Actually I am a good friend of Guido Braem, and he is a great capacity in the orchid world and has mad a lot of very good books and journals about both Paphiopedilums and Phragmipediums and it is of course a very good reason to state a fact, to look into his books and compare, but sometimes "misunderstandings" happens here too...I have talked with him about it and shown him photos of my own plant and others, I have a caudatum that looks just like this one here shown, and by talking to Guido, I found out that it is indeed a caudatum and the more "brownish" one I mentioned is a warscewiczianum or as others call it, humboldtii and other refer to it as Phr.popowii...The orchid world can indeed be a confusing one to tread into, and you may continue to say that the one here posted is a warscewiczianum that is your right, I just write what I have heard personally from Guido Braem and what a lot of other "specialist" says...I will post a photo of my own plant which by certainty IS a caudatum...Now you all have a continued great day...


----------



## Jim734 (Jul 16, 2019)

I have three plants that look like that - light colored pouches with almost a hint of pink. One finished blooming a couple of weeks ago, the other 2 are still in bloom. They all came from Ecuagenera, they are labeled Phrag warszewiczianum var wallisii. I have both Cribb's and Braem books as well as some others. Cribb calls the one with the pale-colored pouch Phrag warszewiczianum and does not specify a variety. Braem has the same name for this type. I have some plants from Ecuagenera label warszewiczianum no variety which had dark pouches.

It seems to me the controversy started some years ago when they started renaming then species in this section. At one time the pale colored one was called Phrag. wallisii.
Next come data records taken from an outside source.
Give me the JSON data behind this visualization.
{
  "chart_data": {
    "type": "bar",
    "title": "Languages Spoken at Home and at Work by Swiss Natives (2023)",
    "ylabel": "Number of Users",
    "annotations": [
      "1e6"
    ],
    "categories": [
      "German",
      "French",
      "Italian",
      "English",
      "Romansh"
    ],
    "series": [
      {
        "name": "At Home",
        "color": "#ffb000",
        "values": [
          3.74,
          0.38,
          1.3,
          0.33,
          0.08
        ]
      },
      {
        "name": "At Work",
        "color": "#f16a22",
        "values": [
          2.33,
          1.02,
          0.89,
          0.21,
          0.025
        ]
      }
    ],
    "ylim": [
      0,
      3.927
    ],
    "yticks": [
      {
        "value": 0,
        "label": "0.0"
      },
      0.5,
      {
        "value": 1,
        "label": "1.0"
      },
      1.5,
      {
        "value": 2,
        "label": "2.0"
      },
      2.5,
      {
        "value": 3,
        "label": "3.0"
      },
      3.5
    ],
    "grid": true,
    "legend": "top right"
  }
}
And the Central American species went through several name changes from something to popowii, to humboldtii.


----------



## Jim734 (Jul 16, 2019)

Further. In Braem's book he lists the synonyms for what he calls Phrag. popowii, some a really old and refer to the species as a Cypripedium, Paphiopedilum, and Selenipedium. ignoring those, here are the Phrag synonyms

P. exstaminodium ssd warscewiczii Drewssler 2005; P. humboldtii Atwood & Dressler 1998 Selbyana; P. warszewiczianum hort. and awards, non Garay 1979, P. warscewiczii Christenson 2006, P. caudatum var warscewiczii hort MOBOT Bulletin 1932. 
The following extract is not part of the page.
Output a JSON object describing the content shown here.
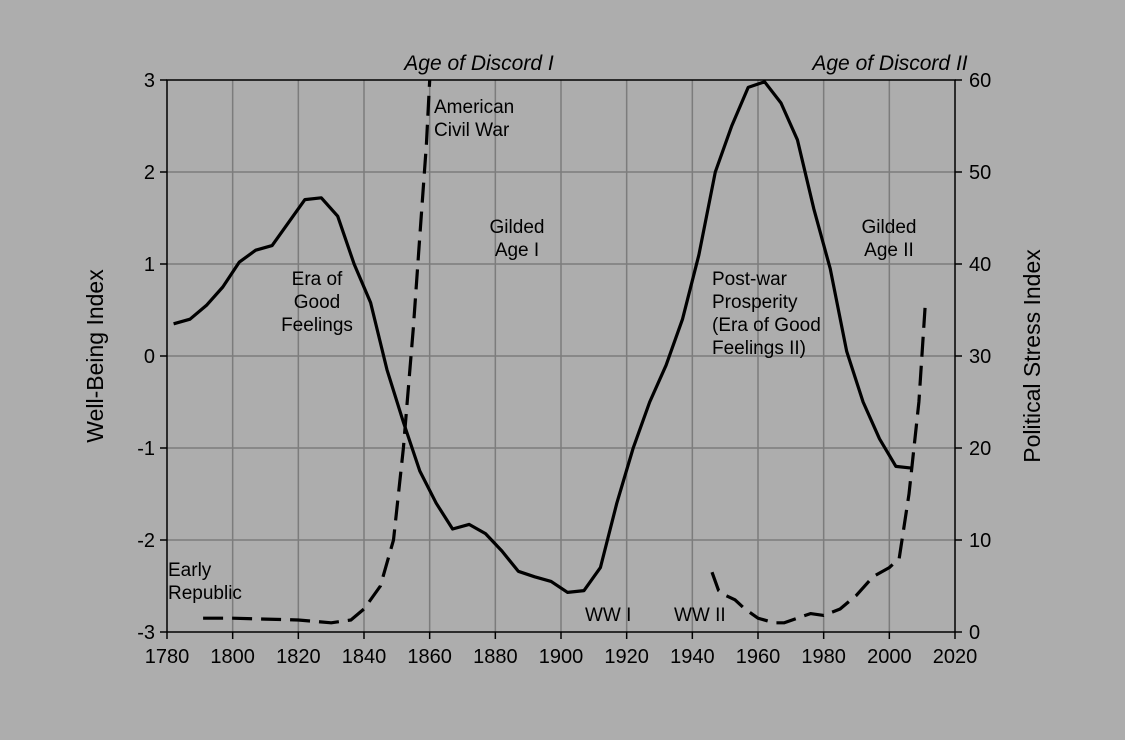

For Phragmipedium warszewiczianum (ignoring again the Cyps and Paphs). There are a number of entries all with Phragmipedium caudate var. wallisii and he cites the basionym: Cypripedium warszewiczianum Reichenbach fil 1852.


----------



## Phrag-Plus (Jul 17, 2019)

Wow! Gorgeous pictures!


----------



## abax (Jul 18, 2019)

This information is very interesting if a tad
controversial, however, I agree with J-P...
WOW Hamiltons!


----------



## Daniel Herrera (Jul 18, 2019)

Great plant! great photos! How do you achieve such even gray background color?


----------



## vandacee (Jul 19, 2019)

Daniel Herrera said:


> Great plant! great photos! How do you achieve such even gray background color?


It is a grey fabric with small meshes stretched over a wooden frame !


----------



## APaphalypseNow (Jul 25, 2019)

Further to Daniels question if you don't mind, what kind of camera and did you use a micro lens? Thx


----------



## vandacee (Jul 26, 2019)

APaphalypseNow said:


> Further to Daniels question if you don't mind, what kind of camera and did you use a micro lens? Thx



Canon EOS 40D - EF 100mm f/2.8L Macro Lens


----------